TL;DR: Encodings are bijective partial functions that map byte sequences to character sequences and back again. Unicode is a large list of characters which each have a number (the codepoint). Various encodings are used to map these codepoints to bytes:
- ASCII, which can only represent 128 different characters.
- UTF-16, which uses at least two bytes for each codepoint. This can include null bytes. This encoding is ambiguous: In which direction are the bytes read? The byte order marks
0xFEFF
or0xFFFE
sorts this out, and one of them precedes every UTF-16 document. - UTF-8 uses at least one byte for each character, and has the property that ASCII is a subset of UTF-8. It cannot include null bytes (well, except for actual NULs). This encoding has the disadvantage that very high codepoints have large representations. CJK texts can be represented with less bytes in UTF-16 than with UTF-8. With western texts, it is the other way round.
Visual representation of binary data
Some characters (“control characters”) have no printable interpretation. In your hexdump, unprintable bytes are represented with a .
. Emacs and Vim follow the traditional route of prefixing control codes with ^
, which means that it together with the next character represents a control code. ^@
means the NUL character, while ^H
represents the backspace, and ^D
represents the end of a transmission. You get the ASCII value of the control character by subtracting 0x40
from the ASCII character in the visual representation. \377
is the octal representation for 0xFF
.
XML and encodings
The default encoding for XML is UTF-8, because it is backwards-compatible with ASCII. Using any other encoding is unnecessary pain, as is evidenced by this question. Anyway, UTF-16 can be used, if properly declared (which your input tries), but then gets messed up.
The problem with your input.
Your file has the following parts:
- The BOM
0xFFFE
, which means the first byte is the low byte in the input. ASCII characters are then followed by a NUL byte. - The first line of your input (up to byte 0x52 in your hexdump) includes the XML declaration, properly encoded.
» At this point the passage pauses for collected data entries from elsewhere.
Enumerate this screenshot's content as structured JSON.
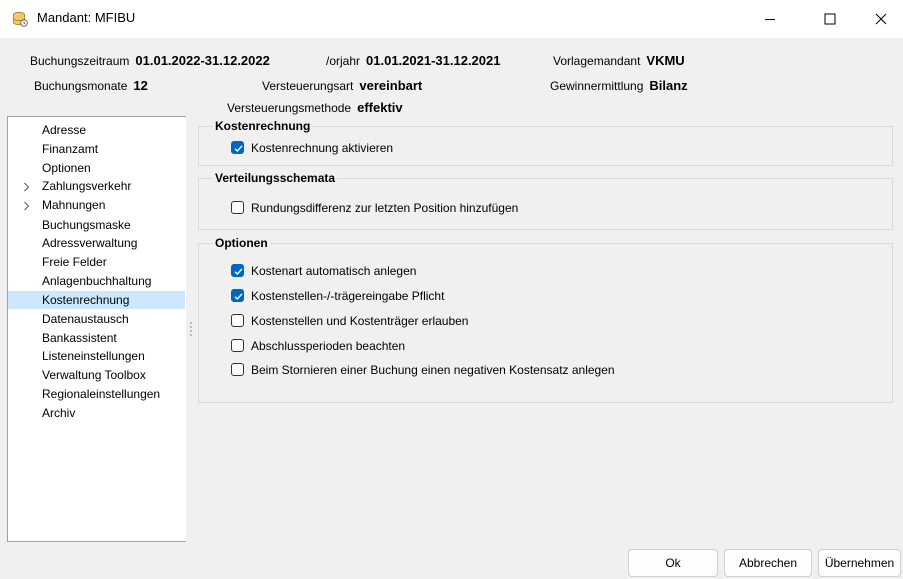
{
  "window": {
    "title": "Mandant: MFIBU"
  },
  "header": {
    "buchungszeitraum": {
      "label": "Buchungszeitraum",
      "value": "01.01.2022-31.12.2022"
    },
    "vorjahr": {
      "label": "/orjahr",
      "value": "01.01.2021-31.12.2021"
    },
    "vorlagemandant": {
      "label": "Vorlagemandant",
      "value": "VKMU"
    },
    "buchungsmonate": {
      "label": "Buchungsmonate",
      "value": "12"
    },
    "versteuerungsart": {
      "label": "Versteuerungsart",
      "value": "vereinbart"
    },
    "gewinnermittlung": {
      "label": "Gewinnermittlung",
      "value": "Bilanz"
    },
    "versteuerungsmethode": {
      "label": "Versteuerungsmethode",
      "value": "effektiv"
    }
  },
  "nav": {
    "items": [
      {
        "label": "Adresse"
      },
      {
        "label": "Finanzamt"
      },
      {
        "label": "Optionen"
      },
      {
        "label": "Zahlungsverkehr",
        "expandable": true
      },
      {
        "label": "Mahnungen",
        "expandable": true
      },
      {
        "label": "Buchungsmaske"
      },
      {
        "label": "Adressverwaltung"
      },
      {
        "label": "Freie Felder"
      },
      {
        "label": "Anlagenbuchhaltung"
      },
      {
        "label": "Kostenrechnung",
        "selected": true
      },
      {
        "label": "Datenaustausch"
      },
      {
        "label": "Bankassistent"
      },
      {
        "label": "Listeneinstellungen"
      },
      {
        "label": "Verwaltung Toolbox"
      },
      {
        "label": "Regionaleinstellungen"
      },
      {
        "label": "Archiv"
      }
    ]
  },
  "groups": {
    "kostenrechnung": {
      "title": "Kostenrechnung",
      "options": [
        {
          "label": "Kostenrechnung aktivieren",
          "checked": true
        }
      ]
    },
    "verteilungsschemata": {
      "title": "Verteilungsschemata",
      "options": [
        {
          "label": "Rundungsdifferenz zur letzten Position hinzufügen",
          "checked": false
        }
      ]
    },
    "optionen": {
      "title": "Optionen",
      "options": [
        {
          "label": "Kostenart automatisch anlegen",
          "checked": true
        },
        {
          "label": "Kostenstellen-/-trägereingabe Pflicht",
          "checked": true
        },
        {
          "label": "Kostenstellen und Kostenträger erlauben",
          "checked": false
        },
        {
          "label": "Abschlussperioden beachten",
          "checked": false
        },
        {
          "label": "Beim Stornieren einer Buchung einen negativen Kostensatz anlegen",
          "checked": false
        }
      ]
    }
  },
  "buttons": {
    "ok": "Ok",
    "cancel": "Abbrechen",
    "apply": "Übernehmen"
  },
  "colors": {
    "accent": "#0067c0",
    "selection": "#cce8ff"
  }
}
- Then, something bad happens: We get the sequence
0d00 0d0a
.0d00
isCR
, the carriage return. The second part was meant to be0a00
, the line feed. Together, they form a Windows line ending. The0d0a
would be an ASCII CRLF. But this is wrong, because UTF-16 is a two-byte encoding. - After that, UTF-16 continues, but now the NUL preceeds each character: The other UTF-16 version! But your editor does not know this, and gives you beautiful chinese characters.
What happened:
Someone printed out the XML preamble, which was encoded in UTF-16le. The
\n
at the end was automatically translated to\r\n
. So0d00 0a00
became0d00 0d0a 00
.This can happen in Perl when you don't decode your input, but encode your output. On Windows, Perl does automatic newline translation, this can be switched off via
binmode $fh
.- The rest of the document as printed out in a single line, so no further translations happened. Because the addition of a single byte shifted everything, the interpretation drastically changed.
If your script could fix this error, then it made the same mistake in reverse (translating \r\n
to \n
, and then decoding it).
Such errors can be avoided by decoding all input directly, and encoding it again before you print. Internally, always operate on codepoints, not bytes. In Perl encodings can be added to a filehandle with binmode
, which performs the de- and encoding transparently.